OP – O presidente questionou a morte do cacique Emyra Wãiapi (da terra indígena Waiãpi, no Amapá) dizendo não haver "nenhum indício forte" de assassinato. Ele também chamou de "incidente" os 80 tiros efetuados por soldados do Exército e que levaram à morte o músico Evaldo Rosa. Isso demonstra um relativização quanto a uma parcela da sociedade?

Hélio – Sem dúvida. O presidente Bolsonaro aposta na divisão da sociedade brasileira. Foi essa divisão que o elegeu e ele aposta nessa permanente divisão, sem atentar para as consequências de seus atos, discursos e omissões. O Brasil está recuando a passos largos. O Brasil, inclusive aos olhos da comunidade internacional, tem sido motivo de muita preocupação. O Brasil tem se apequenado aos olhos da comunidade internacional.

OP – Quais os desafios de estar à frente de uma comissão que empreende essa luta em um momento como esse e com essa postura do presidente?

Hélio – O presidente Bolsonaro golpeia a democracia por dentro, a gente vive um estado de exceção democrática e, nesses momentos, as instituições da sociedade civil ganham importância como espaços de resistência, como espaço de promoção de um discurso responsável, de um discurso que confronte o discurso vulgar que emana da Presidência da República e que se irradia pela sociedade. Nesses momentos, as instituições da sociedade civil vão ganhando maior relevância.

OP – Quais projeções são possíveis para o futuro? É possível que piorem os ataques que o presidente já vem fazendo aos direitos humanos?

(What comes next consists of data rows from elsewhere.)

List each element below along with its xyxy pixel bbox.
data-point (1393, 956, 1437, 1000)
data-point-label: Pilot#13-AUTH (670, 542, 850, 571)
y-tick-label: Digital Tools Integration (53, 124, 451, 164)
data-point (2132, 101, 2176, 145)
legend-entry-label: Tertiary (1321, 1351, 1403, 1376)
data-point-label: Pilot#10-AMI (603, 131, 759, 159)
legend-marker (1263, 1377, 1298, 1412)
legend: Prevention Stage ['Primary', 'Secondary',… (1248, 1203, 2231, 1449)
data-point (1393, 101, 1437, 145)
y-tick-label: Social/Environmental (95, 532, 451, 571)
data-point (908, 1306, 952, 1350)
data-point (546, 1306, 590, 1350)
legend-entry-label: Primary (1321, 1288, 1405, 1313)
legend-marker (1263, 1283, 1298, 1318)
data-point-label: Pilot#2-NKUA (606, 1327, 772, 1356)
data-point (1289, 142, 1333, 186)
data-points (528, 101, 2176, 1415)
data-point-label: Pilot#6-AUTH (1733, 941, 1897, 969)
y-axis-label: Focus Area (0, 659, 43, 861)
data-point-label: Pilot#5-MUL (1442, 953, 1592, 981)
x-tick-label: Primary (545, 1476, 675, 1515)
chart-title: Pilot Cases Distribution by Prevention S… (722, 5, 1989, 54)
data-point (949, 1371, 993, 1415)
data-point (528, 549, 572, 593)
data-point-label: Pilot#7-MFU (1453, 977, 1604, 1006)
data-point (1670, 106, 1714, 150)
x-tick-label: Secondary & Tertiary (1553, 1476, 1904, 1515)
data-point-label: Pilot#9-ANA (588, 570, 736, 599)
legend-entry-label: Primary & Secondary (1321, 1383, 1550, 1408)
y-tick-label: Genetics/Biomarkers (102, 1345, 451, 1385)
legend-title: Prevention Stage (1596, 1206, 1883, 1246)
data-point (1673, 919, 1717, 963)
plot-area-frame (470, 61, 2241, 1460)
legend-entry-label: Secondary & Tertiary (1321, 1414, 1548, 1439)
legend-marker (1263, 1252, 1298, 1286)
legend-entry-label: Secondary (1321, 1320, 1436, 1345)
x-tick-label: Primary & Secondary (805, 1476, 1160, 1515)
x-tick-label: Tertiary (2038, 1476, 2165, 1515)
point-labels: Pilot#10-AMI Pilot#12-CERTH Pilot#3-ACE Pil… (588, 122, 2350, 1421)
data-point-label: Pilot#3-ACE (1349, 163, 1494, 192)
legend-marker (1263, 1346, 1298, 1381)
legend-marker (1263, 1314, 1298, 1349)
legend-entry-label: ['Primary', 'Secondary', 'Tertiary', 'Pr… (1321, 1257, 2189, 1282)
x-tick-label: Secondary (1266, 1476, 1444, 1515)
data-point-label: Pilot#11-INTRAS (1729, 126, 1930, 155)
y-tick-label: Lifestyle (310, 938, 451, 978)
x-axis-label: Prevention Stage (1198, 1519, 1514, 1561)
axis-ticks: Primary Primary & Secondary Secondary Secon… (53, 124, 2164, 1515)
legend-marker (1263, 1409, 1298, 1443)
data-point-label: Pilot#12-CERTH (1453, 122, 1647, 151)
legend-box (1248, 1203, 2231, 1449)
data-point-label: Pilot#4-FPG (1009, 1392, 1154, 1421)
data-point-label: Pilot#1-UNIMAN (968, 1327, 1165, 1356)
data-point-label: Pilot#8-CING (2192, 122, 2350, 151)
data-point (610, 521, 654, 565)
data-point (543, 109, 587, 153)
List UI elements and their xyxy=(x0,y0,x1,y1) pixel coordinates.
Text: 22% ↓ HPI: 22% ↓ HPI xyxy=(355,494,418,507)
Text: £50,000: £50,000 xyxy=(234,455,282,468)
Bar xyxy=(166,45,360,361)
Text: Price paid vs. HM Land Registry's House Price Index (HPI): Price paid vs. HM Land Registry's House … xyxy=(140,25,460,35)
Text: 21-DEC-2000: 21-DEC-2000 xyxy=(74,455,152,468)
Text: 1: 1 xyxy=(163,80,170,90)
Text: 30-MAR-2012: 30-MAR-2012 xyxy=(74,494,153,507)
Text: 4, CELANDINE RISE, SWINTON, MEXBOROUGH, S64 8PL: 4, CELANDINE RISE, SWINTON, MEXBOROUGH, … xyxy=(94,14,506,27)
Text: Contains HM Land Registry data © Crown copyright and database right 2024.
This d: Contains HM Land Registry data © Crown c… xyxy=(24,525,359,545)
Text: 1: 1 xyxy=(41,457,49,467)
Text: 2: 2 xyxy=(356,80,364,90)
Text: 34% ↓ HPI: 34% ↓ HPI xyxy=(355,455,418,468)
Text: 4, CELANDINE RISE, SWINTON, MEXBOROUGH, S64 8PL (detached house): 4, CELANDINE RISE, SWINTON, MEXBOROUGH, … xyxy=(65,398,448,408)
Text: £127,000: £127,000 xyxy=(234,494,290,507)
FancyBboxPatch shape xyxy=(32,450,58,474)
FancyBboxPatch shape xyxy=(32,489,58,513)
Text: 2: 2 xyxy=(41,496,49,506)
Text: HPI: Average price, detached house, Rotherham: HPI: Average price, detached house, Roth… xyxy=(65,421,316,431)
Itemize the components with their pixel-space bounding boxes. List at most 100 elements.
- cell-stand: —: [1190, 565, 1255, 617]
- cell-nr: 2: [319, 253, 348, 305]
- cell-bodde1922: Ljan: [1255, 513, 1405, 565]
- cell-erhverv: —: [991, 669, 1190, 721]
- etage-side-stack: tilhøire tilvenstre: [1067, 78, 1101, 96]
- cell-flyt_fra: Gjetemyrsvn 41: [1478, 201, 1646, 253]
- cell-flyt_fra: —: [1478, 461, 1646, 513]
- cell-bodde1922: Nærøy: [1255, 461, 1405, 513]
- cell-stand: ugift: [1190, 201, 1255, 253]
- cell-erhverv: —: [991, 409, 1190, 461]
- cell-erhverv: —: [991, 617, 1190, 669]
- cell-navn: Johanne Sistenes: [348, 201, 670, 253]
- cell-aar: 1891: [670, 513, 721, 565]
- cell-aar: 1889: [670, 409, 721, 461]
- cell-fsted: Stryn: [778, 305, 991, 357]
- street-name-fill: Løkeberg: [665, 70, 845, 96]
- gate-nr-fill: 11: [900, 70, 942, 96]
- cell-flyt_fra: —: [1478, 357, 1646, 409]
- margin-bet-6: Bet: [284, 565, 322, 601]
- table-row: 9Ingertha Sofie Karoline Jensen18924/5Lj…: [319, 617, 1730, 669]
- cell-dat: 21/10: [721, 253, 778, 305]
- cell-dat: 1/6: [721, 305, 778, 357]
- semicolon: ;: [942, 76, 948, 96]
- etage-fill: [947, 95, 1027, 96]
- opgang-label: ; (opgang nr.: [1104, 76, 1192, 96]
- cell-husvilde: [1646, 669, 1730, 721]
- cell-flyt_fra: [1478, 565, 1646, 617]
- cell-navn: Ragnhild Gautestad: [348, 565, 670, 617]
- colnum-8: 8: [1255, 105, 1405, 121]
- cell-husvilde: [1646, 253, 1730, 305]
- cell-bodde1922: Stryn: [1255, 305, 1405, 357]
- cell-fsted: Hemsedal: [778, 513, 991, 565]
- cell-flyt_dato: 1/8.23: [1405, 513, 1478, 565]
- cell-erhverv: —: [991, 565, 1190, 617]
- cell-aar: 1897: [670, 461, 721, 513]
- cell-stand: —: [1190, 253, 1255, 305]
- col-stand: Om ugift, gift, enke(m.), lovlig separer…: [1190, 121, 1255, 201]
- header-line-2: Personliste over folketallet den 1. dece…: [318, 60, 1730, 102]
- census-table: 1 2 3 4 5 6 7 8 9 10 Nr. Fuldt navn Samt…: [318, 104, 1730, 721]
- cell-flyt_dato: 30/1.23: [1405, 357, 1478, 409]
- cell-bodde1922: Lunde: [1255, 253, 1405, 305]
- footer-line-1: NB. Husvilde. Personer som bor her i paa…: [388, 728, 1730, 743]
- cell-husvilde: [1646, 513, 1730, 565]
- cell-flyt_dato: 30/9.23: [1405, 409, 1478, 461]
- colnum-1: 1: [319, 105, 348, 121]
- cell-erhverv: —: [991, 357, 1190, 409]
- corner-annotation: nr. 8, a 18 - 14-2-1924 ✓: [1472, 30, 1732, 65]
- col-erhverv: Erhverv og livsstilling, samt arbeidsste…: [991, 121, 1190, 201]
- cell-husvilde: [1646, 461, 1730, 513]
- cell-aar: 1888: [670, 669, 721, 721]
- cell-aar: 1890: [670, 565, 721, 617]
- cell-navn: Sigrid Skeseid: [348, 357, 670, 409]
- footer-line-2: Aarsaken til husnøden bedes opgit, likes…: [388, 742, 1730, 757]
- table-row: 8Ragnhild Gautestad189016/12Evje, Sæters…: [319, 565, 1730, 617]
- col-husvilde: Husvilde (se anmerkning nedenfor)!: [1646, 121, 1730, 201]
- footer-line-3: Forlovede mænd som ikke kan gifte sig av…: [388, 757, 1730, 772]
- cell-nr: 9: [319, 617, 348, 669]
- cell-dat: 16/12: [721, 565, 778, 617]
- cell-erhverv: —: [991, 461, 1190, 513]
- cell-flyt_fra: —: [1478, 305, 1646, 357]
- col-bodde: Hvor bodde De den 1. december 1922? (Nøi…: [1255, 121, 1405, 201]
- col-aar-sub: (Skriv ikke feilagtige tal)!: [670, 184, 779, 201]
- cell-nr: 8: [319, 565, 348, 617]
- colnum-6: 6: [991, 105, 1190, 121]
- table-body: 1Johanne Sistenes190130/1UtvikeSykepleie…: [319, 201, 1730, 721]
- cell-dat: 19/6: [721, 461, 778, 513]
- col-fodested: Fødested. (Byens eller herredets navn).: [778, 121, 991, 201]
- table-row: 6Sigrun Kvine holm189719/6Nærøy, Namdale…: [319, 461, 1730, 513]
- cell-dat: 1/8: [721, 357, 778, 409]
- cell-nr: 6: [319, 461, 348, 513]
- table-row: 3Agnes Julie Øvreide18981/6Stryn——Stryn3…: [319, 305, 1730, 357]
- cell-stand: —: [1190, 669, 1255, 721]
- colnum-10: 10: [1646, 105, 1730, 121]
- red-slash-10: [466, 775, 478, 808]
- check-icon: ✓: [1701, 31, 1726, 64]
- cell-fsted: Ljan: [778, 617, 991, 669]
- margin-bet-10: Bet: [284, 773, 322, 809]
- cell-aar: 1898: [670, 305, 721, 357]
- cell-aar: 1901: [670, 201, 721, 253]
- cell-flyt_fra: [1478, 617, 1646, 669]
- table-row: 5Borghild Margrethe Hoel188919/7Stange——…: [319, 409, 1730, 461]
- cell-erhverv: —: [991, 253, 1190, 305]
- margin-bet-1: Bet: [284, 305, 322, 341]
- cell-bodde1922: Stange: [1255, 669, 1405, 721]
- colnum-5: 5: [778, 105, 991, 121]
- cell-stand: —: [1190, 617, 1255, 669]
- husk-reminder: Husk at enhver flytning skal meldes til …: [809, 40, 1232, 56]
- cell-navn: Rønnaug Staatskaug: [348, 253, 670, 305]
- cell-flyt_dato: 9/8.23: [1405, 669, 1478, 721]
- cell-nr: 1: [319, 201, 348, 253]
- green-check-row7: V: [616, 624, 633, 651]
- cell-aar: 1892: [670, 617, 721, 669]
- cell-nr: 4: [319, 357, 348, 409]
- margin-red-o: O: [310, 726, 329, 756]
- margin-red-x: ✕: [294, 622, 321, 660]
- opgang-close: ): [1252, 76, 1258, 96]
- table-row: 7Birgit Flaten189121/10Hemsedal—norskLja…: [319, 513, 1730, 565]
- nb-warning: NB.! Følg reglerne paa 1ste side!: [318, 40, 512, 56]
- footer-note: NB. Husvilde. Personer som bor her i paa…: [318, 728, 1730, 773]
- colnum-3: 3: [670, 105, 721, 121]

Hélio – O discurso do presidente Bolsonaro vem subindo de tom. A cada nova manifestação, as vulgaridades, os ataques aos direitos humanos, os ataques as minorias têm subido de tom. E é nesse momento em que essas entidades da sociedade civil organizada têm que dar-se as mãos. Isso já está se desenhando, uma grande concentração das forças da sociedade civil comprometidas com os direitos humanos, porque a defesa dos direitos humanos não é outra coisa senão a defesa da Constituição, a defesa da legalidade. Busca-se vulgarizar a ação dos militantes de direitos humanos como pessoas que não querem a punição de pessoas que cometeram crimes. Não é nada disso. O que se quer é o império da legalidade. Aqueles que cometeram crimes, que paguem por eles. Agora, que paguem por eles dentro das regras do jogo democrático, dentro das regras do devido processo legal. É assim ou é a barbárie. É assim ou é o vale tudo. Não tem outra alternativa. Parafraseando o Rui Barbosa: "fora do direito não há solução". O que a gente busca, os que militam na defesa dos direitos humanos, os que militam nessa trincheira, não é outra coisa senão a defesa do império da lei e da legalidade.

OP – Você mencionou que o Bolsonaro está subindo de tom. Você considera que ele está ficando mais confortável de falar isso como presidente?

Hélio – Parece que ele se deslumbrou com o exercício do poder. O presidente nunca exerceu cargo no Executivo e se deslumbra com o poder e tem aquela sensação de onipotência e sai com essa metralhadora giratória, distribuindo bobagens, sandices por onde passa.

 

Entrevista

Hélio Leitão estava em viagem ao exterior, da qual retornará apenas na próxima semana. Ele atendeu ao O POVO através de uma conversa por ligação no Whatsapp, que durou cerca de meia hora na última quarta-feira, 31.